Au pied des sommets d'Asie centrale, les villes étouffent dans le smog
Publié le - par le blob, l’extra-média, avec l’AFP
Les pics enneigés culminant à 5000 mètres se détachent à peine dans un brouillard brunâtre. A Almaty, au Kazakhstan, comme Bichkek, au Kirghizstan, le smog étrangle des villes pourtant situées en pleine nature. La capitale kirghize compte tout juste 900 000 habitants tandis que la principale ville du Kazakhstan en a 1,7 million. Et ni l’une ni l’autre ne dispose d’une industrie d’envergure.
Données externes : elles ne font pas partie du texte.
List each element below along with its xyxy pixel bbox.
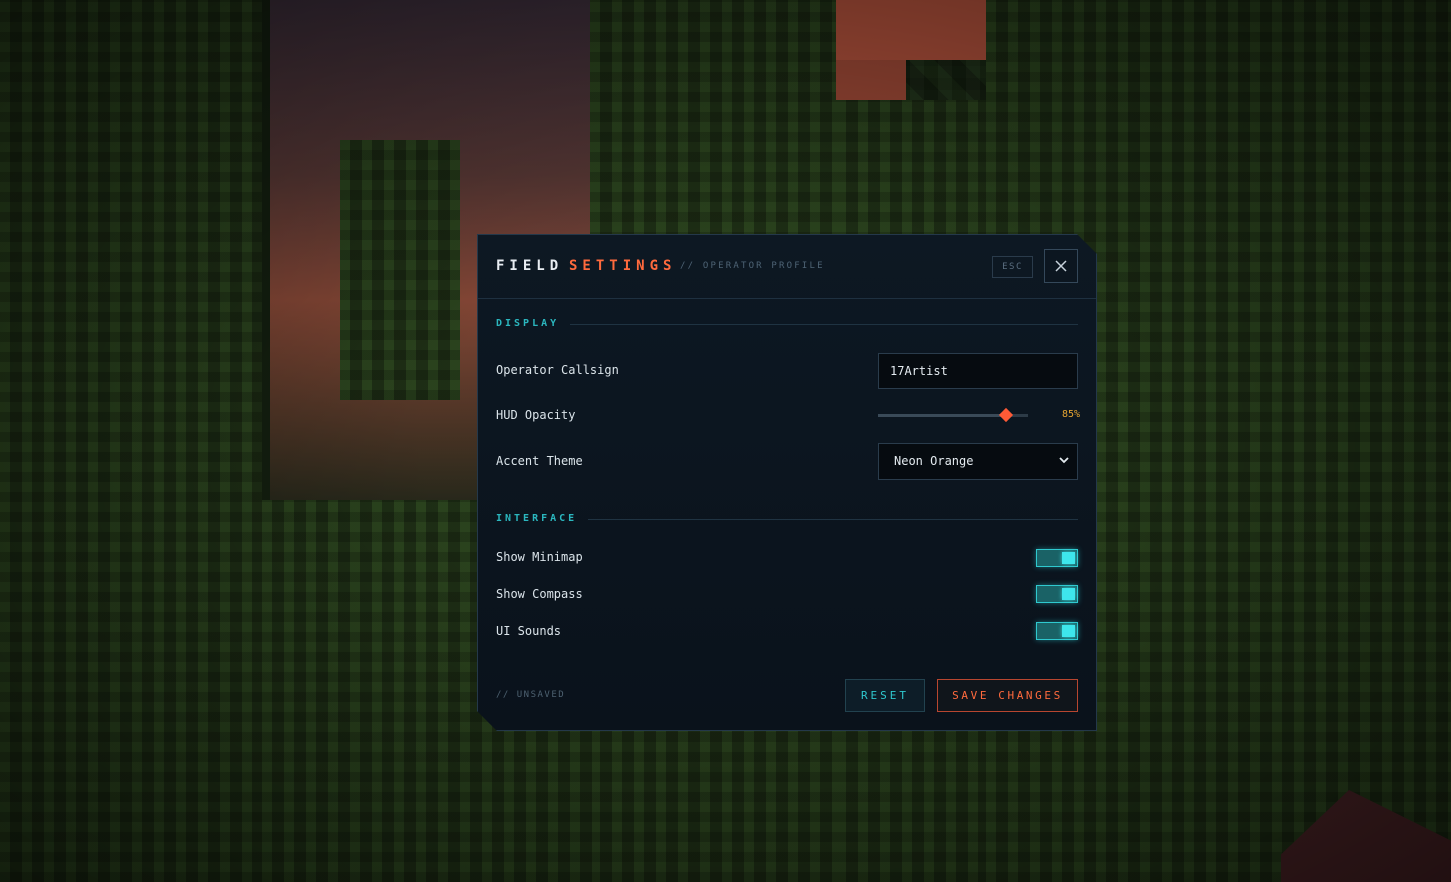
save-changes-button[interactable]: SAVE CHANGES <box>937 679 1078 712</box>
dialog-subtitle: // OPERATOR PROFILE <box>680 261 825 271</box>
section-divider <box>570 324 1078 325</box>
section-divider <box>588 519 1078 520</box>
hud-opacity-value: 85% <box>1061 409 1080 420</box>
toggle-knob <box>1062 552 1075 564</box>
minimap-toggle[interactable] <box>1036 549 1078 567</box>
chevron-down-icon <box>1059 457 1069 464</box>
reset-button[interactable]: RESET <box>845 679 925 712</box>
toggle-label-ui-sounds: UI Sounds <box>496 624 562 638</box>
accent-theme-label: Accent Theme <box>496 454 583 468</box>
slider-fill <box>878 414 1006 417</box>
dialog-title-prefix: FIELD <box>496 258 564 274</box>
dialog-header: FIELD SETTINGS // OPERATOR PROFILE ESC <box>478 235 1096 299</box>
accent-theme-value: Neon Orange <box>894 454 974 468</box>
close-button[interactable] <box>1044 249 1078 283</box>
hud-opacity-label: HUD Opacity <box>496 408 576 422</box>
section-label-interface: INTERFACE <box>496 513 578 524</box>
settings-dialog: FIELD SETTINGS // OPERATOR PROFILE ESC D… <box>477 234 1097 731</box>
toggle-knob <box>1062 625 1075 637</box>
slider-thumb[interactable] <box>998 407 1014 423</box>
ui-sounds-toggle[interactable] <box>1036 622 1078 640</box>
section-label-display: DISPLAY <box>496 318 560 329</box>
callsign-input[interactable]: 17Artist <box>878 353 1078 389</box>
toggle-knob <box>1062 588 1075 600</box>
hud-opacity-slider[interactable] <box>878 407 1028 423</box>
close-icon <box>1055 260 1067 272</box>
esc-key-hint: ESC <box>992 256 1033 278</box>
dialog-title-highlight: SETTINGS <box>569 258 677 274</box>
callsign-label: Operator Callsign <box>496 363 619 377</box>
unsaved-status: // UNSAVED <box>496 690 566 700</box>
compass-toggle[interactable] <box>1036 585 1078 603</box>
toggle-label-compass: Show Compass <box>496 587 583 601</box>
toggle-label-minimap: Show Minimap <box>496 550 583 564</box>
accent-theme-select[interactable]: Neon Orange <box>878 443 1078 480</box>
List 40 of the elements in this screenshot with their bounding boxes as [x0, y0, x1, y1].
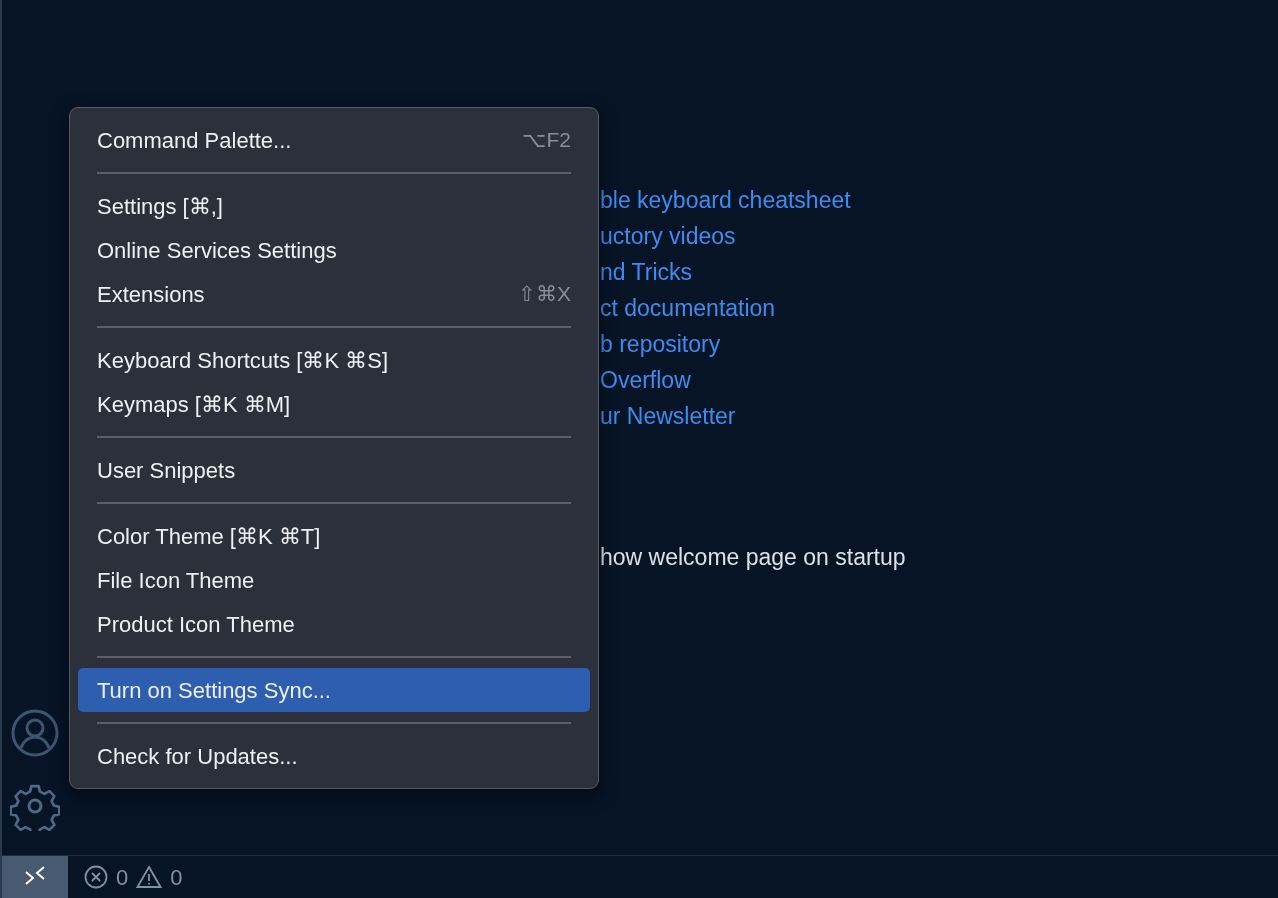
welcome-link[interactable]: ble keyboard cheatsheet: [600, 182, 851, 218]
shortcut-label: ⌥F2: [522, 127, 571, 154]
welcome-link[interactable]: Overflow: [600, 362, 691, 398]
menu-item[interactable]: Settings [⌘,]: [78, 184, 590, 228]
menu-item[interactable]: Product Icon Theme: [78, 602, 590, 646]
menu-item[interactable]: Check for Updates...: [78, 734, 590, 778]
menu-item-label: Turn on Settings Sync...: [97, 676, 331, 705]
menu-item-label: Extensions: [97, 280, 205, 309]
welcome-link[interactable]: uctory videos: [600, 218, 736, 254]
menu-item-label: Product Icon Theme: [97, 610, 295, 639]
menu-item-label: Settings [⌘,]: [97, 192, 223, 221]
menu-item[interactable]: File Icon Theme: [78, 558, 590, 602]
menu-item-label: User Snippets: [97, 456, 236, 485]
welcome-link[interactable]: b repository: [600, 326, 721, 362]
menu-item[interactable]: User Snippets: [78, 448, 590, 492]
account-icon[interactable]: [11, 709, 59, 757]
error-count[interactable]: 0: [116, 860, 129, 894]
menu-item-label: Command Palette...: [97, 126, 292, 155]
menu-item-label: Color Theme [⌘K ⌘T]: [97, 522, 321, 551]
menu-item-label: Online Services Settings: [97, 236, 337, 265]
warning-count[interactable]: 0: [170, 860, 183, 894]
welcome-link[interactable]: ur Newsletter: [600, 398, 736, 434]
welcome-link[interactable]: nd Tricks: [600, 254, 693, 290]
remote-button[interactable]: [2, 856, 68, 898]
error-icon[interactable]: [84, 865, 108, 889]
menu-item[interactable]: Color Theme [⌘K ⌘T]: [78, 514, 590, 558]
menu-item-label: Keyboard Shortcuts [⌘K ⌘S]: [97, 346, 389, 375]
startup-option-label: how welcome page on startup: [600, 543, 907, 572]
menu-item[interactable]: Command Palette... ⌥F2: [78, 118, 590, 162]
menu-item-label: Keymaps [⌘K ⌘M]: [97, 390, 291, 419]
warning-icon[interactable]: [136, 865, 163, 889]
shortcut-label: ⇧⌘X: [518, 281, 571, 308]
menu-item[interactable]: Keyboard Shortcuts [⌘K ⌘S]: [78, 338, 590, 382]
menu-item[interactable]: Turn on Settings Sync...: [78, 668, 590, 712]
welcome-link[interactable]: ct documentation: [600, 290, 776, 326]
menu-item-label: Check for Updates...: [97, 742, 298, 771]
menu-item[interactable]: Keymaps [⌘K ⌘M]: [78, 382, 590, 426]
menu-item[interactable]: Online Services Settings: [78, 228, 590, 272]
menu-item-label: File Icon Theme: [97, 566, 255, 595]
menu-item[interactable]: Extensions ⇧⌘X: [78, 272, 590, 316]
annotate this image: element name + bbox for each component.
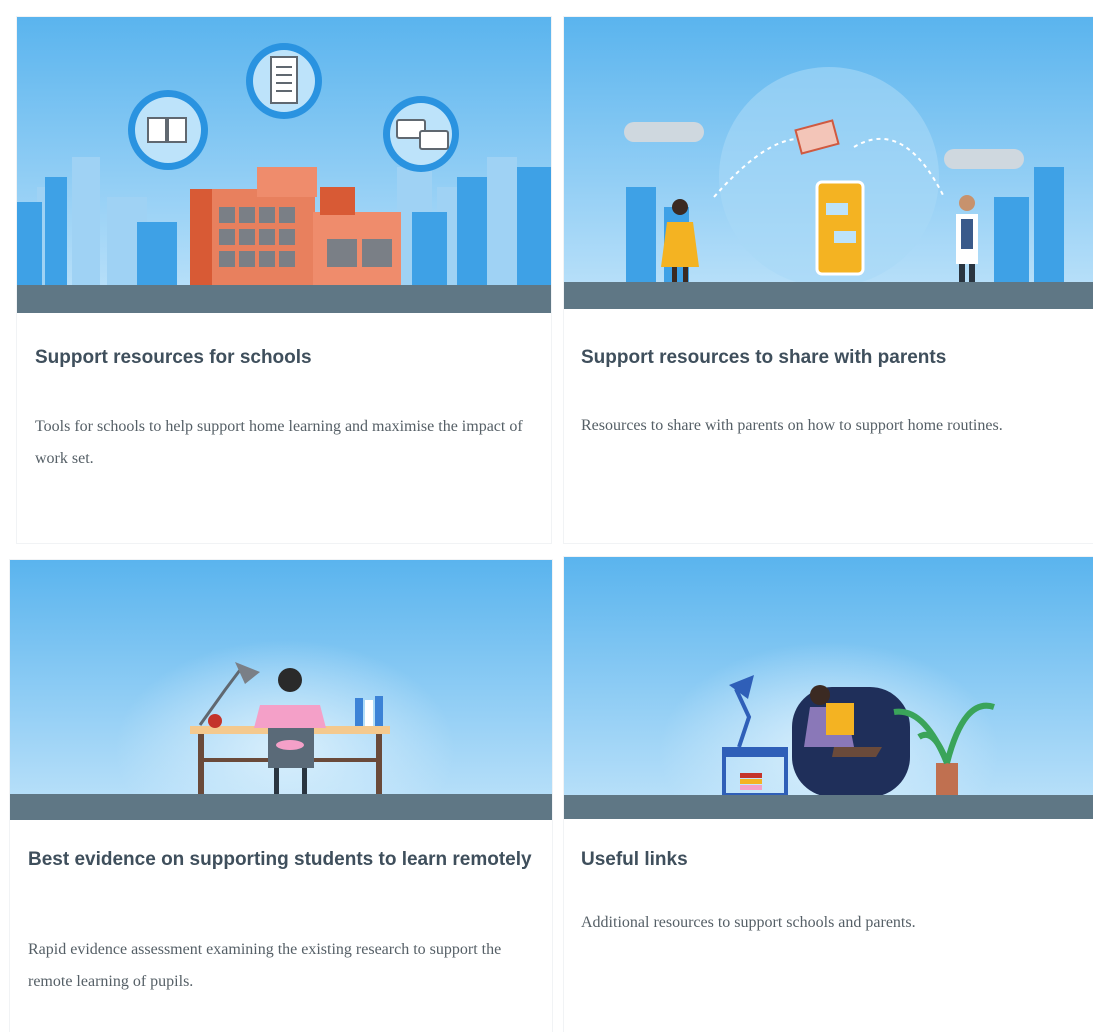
card-best-evidence[interactable]: Best evidence on supporting students to … bbox=[10, 560, 552, 1032]
card-title[interactable]: Useful links bbox=[581, 843, 1081, 877]
card-title[interactable]: Support resources to share with parents bbox=[581, 341, 1086, 375]
reading-chair-illustration bbox=[564, 557, 1093, 819]
parents-illustration bbox=[564, 17, 1093, 309]
card-description: Rapid evidence assessment examining the … bbox=[28, 941, 502, 990]
school-illustration bbox=[17, 17, 551, 313]
card-useful-links[interactable]: Useful links Additional resources to sup… bbox=[564, 557, 1093, 1032]
card-parent-resources[interactable]: Support resources to share with parents … bbox=[564, 17, 1093, 543]
card-title[interactable]: Support resources for schools bbox=[35, 341, 535, 375]
card-description: Additional resources to support schools … bbox=[581, 914, 916, 931]
card-description: Resources to share with parents on how t… bbox=[581, 417, 1003, 434]
card-title[interactable]: Best evidence on supporting students to … bbox=[28, 843, 538, 877]
card-description: Tools for schools to help support home l… bbox=[35, 418, 523, 467]
card-school-resources[interactable]: Support resources for schools Tools for … bbox=[17, 17, 551, 543]
student-desk-illustration bbox=[10, 560, 552, 820]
La qualité de l’air mesurée sur place y est cependant régulièrement aussi mauvaise, notamment en hiver, que dans des mégalopoles comme New Delhi en Inde ou Lahore au Pakistan. Le niveau de particules fines PM2,5 (d’un diamètre inférieur à 2,5 µm) atteint régulièrement des seuils jugés dangereux pour la santé humaine. En deux décennies, la dégradation de la qualité de l’air à Bichkek et Almaty, deux villes situées dans des cuvettes au pied des montagnes géantes du Tian Shan, a été massive, selon les habitants et les militants.
Si les centrales à charbon vétustes, bâties à l’époque soviétique, sont en partie responsables du problème, des facteurs bien plus récents ont aggravé le phénomène. A Almaty, où les gratte-ciels construits grâce à la manne pétrolière disparaissent dans un smog jaunâtre, un facteur clé a été la croissance exponentielle du nombre de voitures depuis la chute de l’URSS. Or ce parc automobile reste largement composé de modèles vieillissants et donc polluants. Le manque d’empressement des pouvoirs publics à agir a fait de la thématique un sujet récurrent sur les réseaux sociaux. Ce mois-ci, une pétition en ligne à Almaty appelant les autorités à l’action a recueilli 17 000 signatures le jour même de son lancement. La mairie y a répondu de manière laconique, disant chercher des moyens pour moderniser la centrale électrique de la cité — responsable de 25 % des émissions — tout en précisant qu’aucune décision ne sera prise avant la fin 2020 et refusant tout audit indépendant de cette infrastructure.
Au Kirghizstan, les autorités tablent sur l’extension des gazoducs du géant russe Gazprom jusqu’à la région de Bichkek pour pouvoir réduire la consommation de charbon dans les quartiers où l’on se chauffe presque exclusivement à l’aide de chaudières individuelles. Mais faute d’aide public, le coût peut s’avérer prohibitif. Koundouz Adylbekova, une militante écologiste qui vit dans l’un de ces quartiers excentrés de Bichkek où la pollution est particulièrement visible, raconte ainsi que sa famille a dû payer 500 dollars pour être reliée à l’infrastructure gazière en novembre, soit plus de deux fois le salaire moyen mensuel. Par conséquent, la majorité des résidents se chauffent au charbon même quand l’alternative gazière existe, répandant encore un peu plus de cette fumée sombre et étouffante dans le ciel kirghiz. Seule mesure des autorités : des raids dans les quartiers défavorisés, généralement pour punir l’utilisation de combustibles illégaux comme les tissus ou les huiles. Les amendes peuvent dépasser 100 dollars, pesant sur les plus pauvres sans qu’on ne leur apporte d’alternative abordable, note Koundouz Adylbekova.